Modernisation today goes far beyond aircraft and submarines. Drones, cyber warfare and space-based capabilities are now as crucial as traditional platforms. Shortfalls remain severe. The Indian Air Force is authorised 42 fighter squadrons but currently operates only 29 to 30. With each squadron comprising around 20 aircraft, this leaves a gap of nearly 250 to 300 fighters.
Regional comparisons add perspective. After its clash with India, Pakistan raised its defence budget by 20.2 per cent for 2025-26, increasing spending from 2,122 billion to 2,550 billion Pakistani rupees, about 1.97 per cent of its GDP. China’s defence spending in 2024 stood at around 1.7 per cent of its $18.74-trillion GDP, while Bangladesh spent roughly 0.9 per cent of its $450-billion GDP on defence. India’s defence budget is about 1.9 per cent of its $4-trillion economy.

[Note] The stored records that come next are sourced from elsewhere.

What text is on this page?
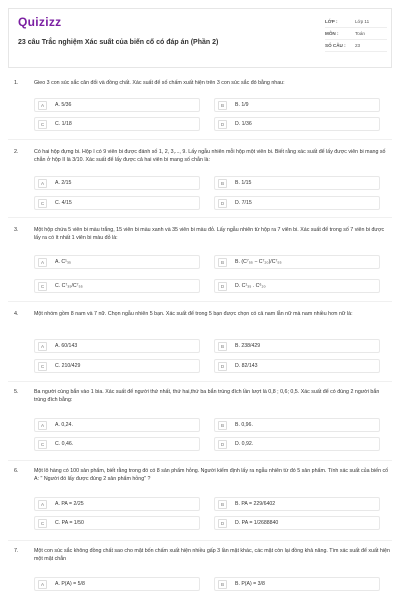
Quizizz
23 câu Trắc nghiệm Xác suất của biến cố có đáp án (Phần 2)
LỚP :	Lớp 11
MÔN :	Toán
SỐ CÂU :	23
1.	Gieo 3 con súc sắc cân đối và đồng chất. Xác suất để số chấm xuất hiện trên 3 con súc sắc đó bằng nhau:
A	A. 5/36	B	B. 1/9
C	C. 1/18	D	D. 1/36
2.	Có hai hộp đựng bi. Hộp I có 9 viên bi được đánh số 1, 2, 3,..., 9. Lấy ngẫu nhiên mỗi hộp một viên bi. Biết rằng xác suất để lấy được viên bi mang số chẵn ở hộp II là 3/10. Xác suất để lấy được cả hai viên bi mang số chẵn là:
A	A. 2/15	B	B. 1/15
C	C. 4/15	D	D. 7/15
3.	Một hộp chứa 5 viên bi màu trắng, 15 viên bi màu xanh và 35 viên bi màu đỏ. Lấy ngẫu nhiên từ hộp ra 7 viên bi. Xác suất để trong số 7 viên bi được lấy ra có ít nhất 1 viên bi màu đỏ là:
A	A. C¹₃₅	B	B. (C⁷₅₅ − C⁷₂₀)/C⁷₅₅
C	C. C⁷₃₅/C⁷₅₅	D	D. C¹₃₅ . C⁶₂₀
4.	Một nhóm gồm 8 nam và 7 nữ. Chọn ngẫu nhiên 5 bạn. Xác suất để trong 5 bạn được chọn có cả nam lẫn nữ mà nam nhiều hơn nữ là:
A	A. 60/143	B	B. 238/429
C	C. 210/429	D	D. 82/143
5.	Ba người cùng bắn vào 1 bia. Xác suất để người thứ nhất, thứ hai,thứ ba bắn trúng đích lần lượt là 0,8 ; 0,6; 0,5. Xác suất để có đúng 2 người bắn trúng đích bằng:
A	A. 0,24.	B	B. 0,96.
C	C. 0,46.	D	D. 0,92.
6.	Một lô hàng có 100 sản phẩm, biết rằng trong đó có 8 sản phẩm hỏng. Người kiểm định lấy ra ngẫu nhiên từ đó 5 sản phẩm. Tính xác suất của biến cố A: " Người đó lấy được đúng 2 sản phẩm hỏng" ?
A	A. PA = 2/25	B	B. PA = 229/6402
C	C. PA = 1/50	D	D. PA = 1/2688840
7.	Một con súc sắc không đồng chất sao cho mặt bốn chấm xuất hiện nhiều gấp 3 lần mặt khác, các mặt còn lại đồng khả năng. Tìm xác suất để xuất hiện một mặt chẵn
A	A. P(A) = 5/8	B	B. P(A) = 3/8
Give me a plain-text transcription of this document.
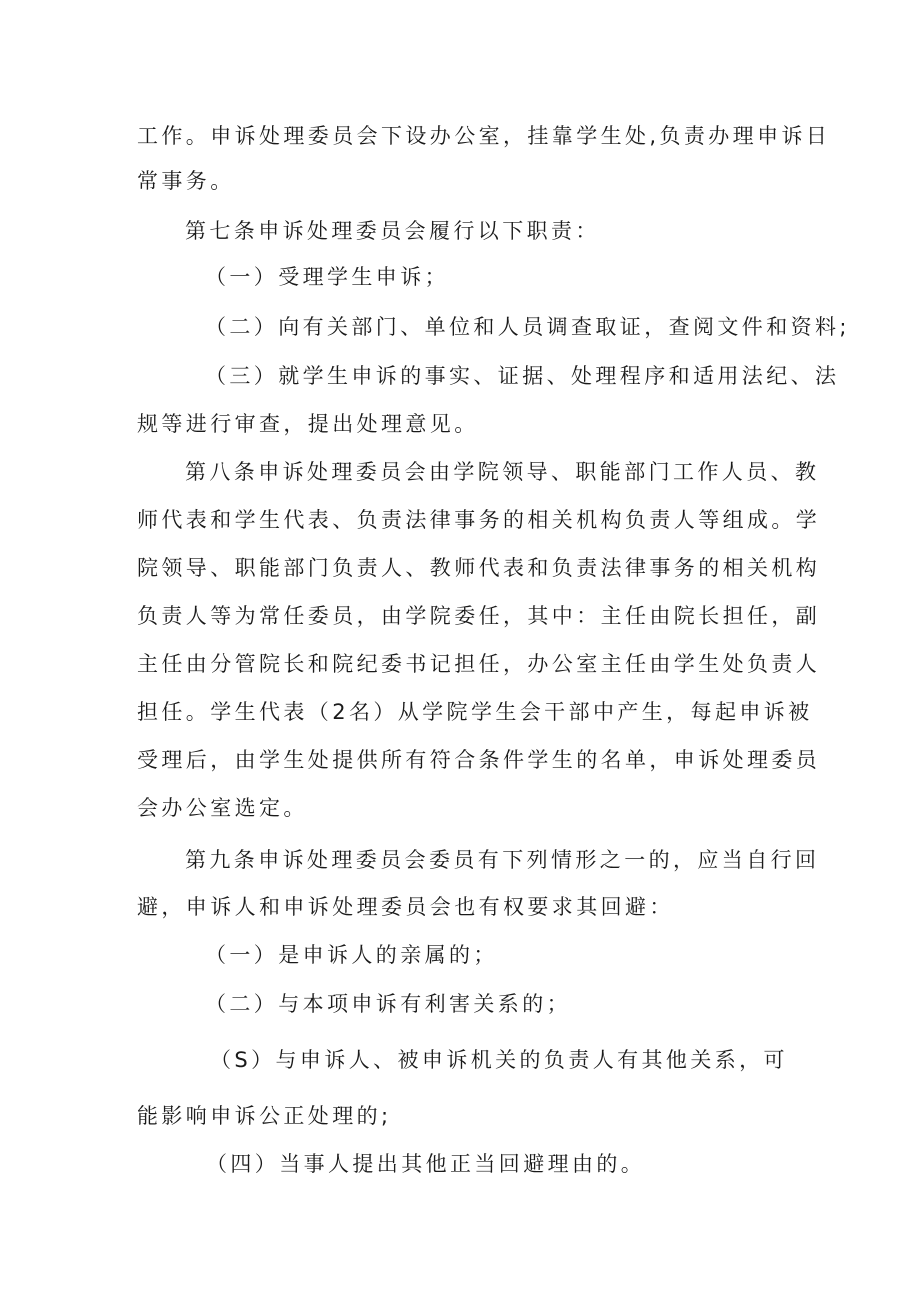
工作。申诉处理委员会下设办公室，挂靠学生处,负责办理申诉日
常事务。
第七条申诉处理委员会履行以下职责：
（一）受理学生申诉；
（二）向有关部门、单位和人员调查取证，查阅文件和资料;
（三）就学生申诉的事实、证据、处理程序和适用法纪、法
规等进行审查，提出处理意见。
第八条申诉处理委员会由学院领导、职能部门工作人员、教
师代表和学生代表、负责法律事务的相关机构负责人等组成。学
院领导、职能部门负责人、教师代表和负责法律事务的相关机构
负责人等为常任委员，由学院委任，其中：主任由院长担任，副
主任由分管院长和院纪委书记担任，办公室主任由学生处负责人
担任。学生代表（2名）从学院学生会干部中产生，每起申诉被
受理后，由学生处提供所有符合条件学生的名单，申诉处理委员
会办公室选定。
第九条申诉处理委员会委员有下列情形之一的，应当自行回
避，申诉人和申诉处理委员会也有权要求其回避：
（一）是申诉人的亲属的；
（二）与本项申诉有利害关系的；
（S）与申诉人、被申诉机关的负责人有其他关系，可
能影响申诉公正处理的;
（四）当事人提出其他正当回避理由的。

Analysts argue that India needs to spend at least 3 per cent of GDP on defence, a demand military planners have made for decades. While GDP has expanded significantly, defence spending has remained near the 2 per cent mark. Rapid and sustained modernisation, they say, requires a firm 3 per cent commitment.
The new Budget signals intent. The real test will lie in execution, timelines and sustained political will.
Despite the increase in allocations, defence experts maintain that spending of around 2.5 per cent of GDP is the minimum required to effectively counter the dual threat, while the current Budget remains close to 2 per cent of projected GDP for 2026-27. The focus, they say, must remain on strengthening high-altitude warfare capabilities, unmanned aerial vehicles (UAVs) and AI to maintain a decisive edge.